La Chine n’a pas besoin que la Russie remporte une guerre contre l’OTAN. Elle a seulement besoin que Moscou rende la réaction occidentale plus lente, plus coûteuse et plus incertaine.

Une crise baltique, même limitée, imposerait aux dirigeants européens et américains une priorité immédiate : protéger le territoire de l’Alliance, rassurer les populations concernées, renforcer la présence militaire et éviter une escalade incontrôlée avec la Russie. Dans un tel moment, Pékin pourrait augmenter la pression sur Taïwan par des exercices navals, des blocus partiels, des opérations cybernétiques ou une campagne coercitive destinée à tester la capacité de réaction américaine.

Le risque majeur n’est donc pas obligatoirement celui de deux invasions lancées le même jour. Le scénario le plus plausible serait une succession rapide de crises : l’une dans le Golfe, une autre en Baltique, puis une pression chinoise accrue autour de Taïwan. Chacune pourrait sembler maîtrisable isolément. Ensemble, elles mettraient à l’épreuve la cohésion et les stocks militaires des démocraties occidentales.

L’Ukraine reste la première ligne de la dissuasion européenne

Dans cette équation, l’Ukraine n’est pas un dossier séparé. Elle constitue l’élément qui limite le plus directement les possibilités d’action de la Russie.

Depuis 2022, l’armée russe dépense des hommes, des équipements, des missiles, des ressources industrielles et du capital politique dans sa guerre contre l’Ukraine.

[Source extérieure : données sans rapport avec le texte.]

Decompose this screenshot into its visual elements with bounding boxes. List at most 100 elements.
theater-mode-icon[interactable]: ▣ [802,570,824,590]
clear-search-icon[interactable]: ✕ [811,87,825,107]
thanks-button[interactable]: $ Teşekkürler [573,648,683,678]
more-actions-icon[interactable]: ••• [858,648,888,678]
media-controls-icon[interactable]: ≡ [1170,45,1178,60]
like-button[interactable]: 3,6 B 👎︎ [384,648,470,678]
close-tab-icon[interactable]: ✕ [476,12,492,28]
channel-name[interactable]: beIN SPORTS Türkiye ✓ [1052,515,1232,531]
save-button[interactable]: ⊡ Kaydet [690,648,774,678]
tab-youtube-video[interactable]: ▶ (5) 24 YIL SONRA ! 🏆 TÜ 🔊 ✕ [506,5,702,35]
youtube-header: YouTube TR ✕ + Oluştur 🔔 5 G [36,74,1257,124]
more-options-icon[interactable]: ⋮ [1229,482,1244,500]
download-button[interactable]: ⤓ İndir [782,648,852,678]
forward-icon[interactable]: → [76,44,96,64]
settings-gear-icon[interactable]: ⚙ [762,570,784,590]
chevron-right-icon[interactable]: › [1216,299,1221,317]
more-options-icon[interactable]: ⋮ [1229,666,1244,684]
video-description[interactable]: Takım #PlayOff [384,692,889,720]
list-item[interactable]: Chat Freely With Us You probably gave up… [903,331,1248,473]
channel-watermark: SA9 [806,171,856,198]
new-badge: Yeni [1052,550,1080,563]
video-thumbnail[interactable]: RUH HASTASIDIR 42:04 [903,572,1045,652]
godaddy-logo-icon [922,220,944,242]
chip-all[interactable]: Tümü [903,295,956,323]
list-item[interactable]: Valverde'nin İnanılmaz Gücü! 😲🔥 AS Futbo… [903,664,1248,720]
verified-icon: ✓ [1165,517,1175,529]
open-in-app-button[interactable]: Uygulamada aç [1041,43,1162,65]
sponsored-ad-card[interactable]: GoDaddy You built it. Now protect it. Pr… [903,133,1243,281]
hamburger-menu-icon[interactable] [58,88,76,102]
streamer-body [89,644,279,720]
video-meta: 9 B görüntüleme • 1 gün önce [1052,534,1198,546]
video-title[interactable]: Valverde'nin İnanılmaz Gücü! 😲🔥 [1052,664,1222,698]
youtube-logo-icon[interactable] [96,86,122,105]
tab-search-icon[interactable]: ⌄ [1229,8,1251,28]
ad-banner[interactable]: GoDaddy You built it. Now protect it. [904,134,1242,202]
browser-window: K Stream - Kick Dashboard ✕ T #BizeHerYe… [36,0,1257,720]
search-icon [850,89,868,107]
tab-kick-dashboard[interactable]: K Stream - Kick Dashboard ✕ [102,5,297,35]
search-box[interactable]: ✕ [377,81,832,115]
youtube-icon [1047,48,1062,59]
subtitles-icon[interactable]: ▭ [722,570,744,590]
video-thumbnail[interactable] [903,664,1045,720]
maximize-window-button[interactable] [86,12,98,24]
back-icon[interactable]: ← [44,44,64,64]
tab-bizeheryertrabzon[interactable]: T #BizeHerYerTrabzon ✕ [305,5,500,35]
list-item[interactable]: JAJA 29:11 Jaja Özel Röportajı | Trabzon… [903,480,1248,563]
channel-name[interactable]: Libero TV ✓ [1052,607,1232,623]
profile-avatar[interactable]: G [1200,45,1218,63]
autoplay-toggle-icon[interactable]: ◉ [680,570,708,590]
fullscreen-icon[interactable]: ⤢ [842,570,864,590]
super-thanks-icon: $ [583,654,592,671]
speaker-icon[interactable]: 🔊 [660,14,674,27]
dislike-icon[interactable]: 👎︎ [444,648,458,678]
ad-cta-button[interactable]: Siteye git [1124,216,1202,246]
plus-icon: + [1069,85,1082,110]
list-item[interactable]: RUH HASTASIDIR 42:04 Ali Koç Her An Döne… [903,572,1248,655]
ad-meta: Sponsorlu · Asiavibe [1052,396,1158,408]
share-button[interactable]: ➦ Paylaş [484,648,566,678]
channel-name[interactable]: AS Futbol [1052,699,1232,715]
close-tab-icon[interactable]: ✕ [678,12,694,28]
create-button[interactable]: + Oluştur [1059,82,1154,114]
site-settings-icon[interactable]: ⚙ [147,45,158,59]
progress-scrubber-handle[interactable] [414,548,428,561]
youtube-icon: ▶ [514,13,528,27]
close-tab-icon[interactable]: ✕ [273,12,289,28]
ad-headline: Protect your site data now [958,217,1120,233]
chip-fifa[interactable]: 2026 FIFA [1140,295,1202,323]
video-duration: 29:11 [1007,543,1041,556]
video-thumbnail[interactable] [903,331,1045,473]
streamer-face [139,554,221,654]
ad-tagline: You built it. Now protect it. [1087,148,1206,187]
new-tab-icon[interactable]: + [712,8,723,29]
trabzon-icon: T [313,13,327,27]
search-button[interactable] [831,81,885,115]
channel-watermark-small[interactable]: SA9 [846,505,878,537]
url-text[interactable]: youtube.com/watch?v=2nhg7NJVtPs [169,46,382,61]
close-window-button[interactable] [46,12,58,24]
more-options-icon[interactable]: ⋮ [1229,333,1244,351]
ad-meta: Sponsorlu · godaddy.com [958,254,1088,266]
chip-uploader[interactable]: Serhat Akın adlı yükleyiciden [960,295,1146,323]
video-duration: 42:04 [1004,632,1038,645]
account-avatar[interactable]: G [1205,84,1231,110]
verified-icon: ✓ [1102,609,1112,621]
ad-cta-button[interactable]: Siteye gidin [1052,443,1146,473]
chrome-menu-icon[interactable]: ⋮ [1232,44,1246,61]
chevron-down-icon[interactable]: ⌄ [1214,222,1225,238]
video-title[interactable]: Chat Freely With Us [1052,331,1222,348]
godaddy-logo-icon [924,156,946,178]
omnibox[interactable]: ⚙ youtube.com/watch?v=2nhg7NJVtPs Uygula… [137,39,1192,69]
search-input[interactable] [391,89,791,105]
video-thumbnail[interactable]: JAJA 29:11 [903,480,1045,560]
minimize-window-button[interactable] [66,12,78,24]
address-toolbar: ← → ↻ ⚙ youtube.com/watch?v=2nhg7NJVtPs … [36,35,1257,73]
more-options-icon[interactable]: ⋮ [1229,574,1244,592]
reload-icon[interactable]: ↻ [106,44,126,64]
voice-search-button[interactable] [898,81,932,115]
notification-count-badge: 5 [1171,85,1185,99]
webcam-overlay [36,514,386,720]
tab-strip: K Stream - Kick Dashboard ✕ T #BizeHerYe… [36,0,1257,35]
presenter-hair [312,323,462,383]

Tant que Kyiv résiste et conserve un soutien occidental solide, Moscou dispose de beaucoup moins de moyens pour transformer ses provocations baltiques en menace militaire crédible.

L’expérience ukrainienne fournit également un modèle précieux aux pays baltes : identifier rapidement les opérations d’influence, protéger les infrastructures critiques, développer les drones et les capacités électroniques, réduire les délais décisionnels et refuser de considérer les campagnes de désinformation comme de simples nuisances médiatiques.

Soutenir l’Ukraine ne relève donc pas uniquement d’un engagement moral ou bilatéral. C’est aussi une façon concrète d’empêcher la Russie de libérer des ressources pour d’autres fronts, et de réduire la valeur stratégique que Moscou peut offrir à Pékin.

Ne pas attendre que les crises s’additionnent

La stratégie occidentale ne peut plus reposer sur l’idée qu’un conflit doit être réglé avant de se préparer au suivant. Les adversaires de l’Occident ont précisément intérêt à agir dans plusieurs régions à la fois.

L’Europe doit renforcer immédiatement la défense des États baltes, améliorer sa capacité à répondre aux sabotages et aux opérations informationnelles, et intégrer davantage les enseignements ukrainiens dans ses doctrines de sécurité. Les États-Unis, de leur côté, doivent éviter qu’une campagne militaire prolongée au Moyen-Orient ne fragilise la crédibilité de leur engagement dans l’Indo-Pacifique.

Enfin, la coopération économique et technologique entre la Chine, la Russie et l’Iran exige une réponse plus cohérente : contrôles sur les composants sensibles, sanctions ciblées sur les chaînes d’approvisionnement militaires et coordination industrielle entre alliés.

Moscou peut chercher à faire trembler la Baltique. Pékin peut attendre le moment favorable autour de Taïwan. L’Iran peut continuer à absorber l’attention américaine. La question centrale est désormais de savoir si les démocraties occidentales comprendront à temps que ces crises ne doivent plus être traitées comme des incendies séparés, mais comme les pièces d’une même confrontation stratégique.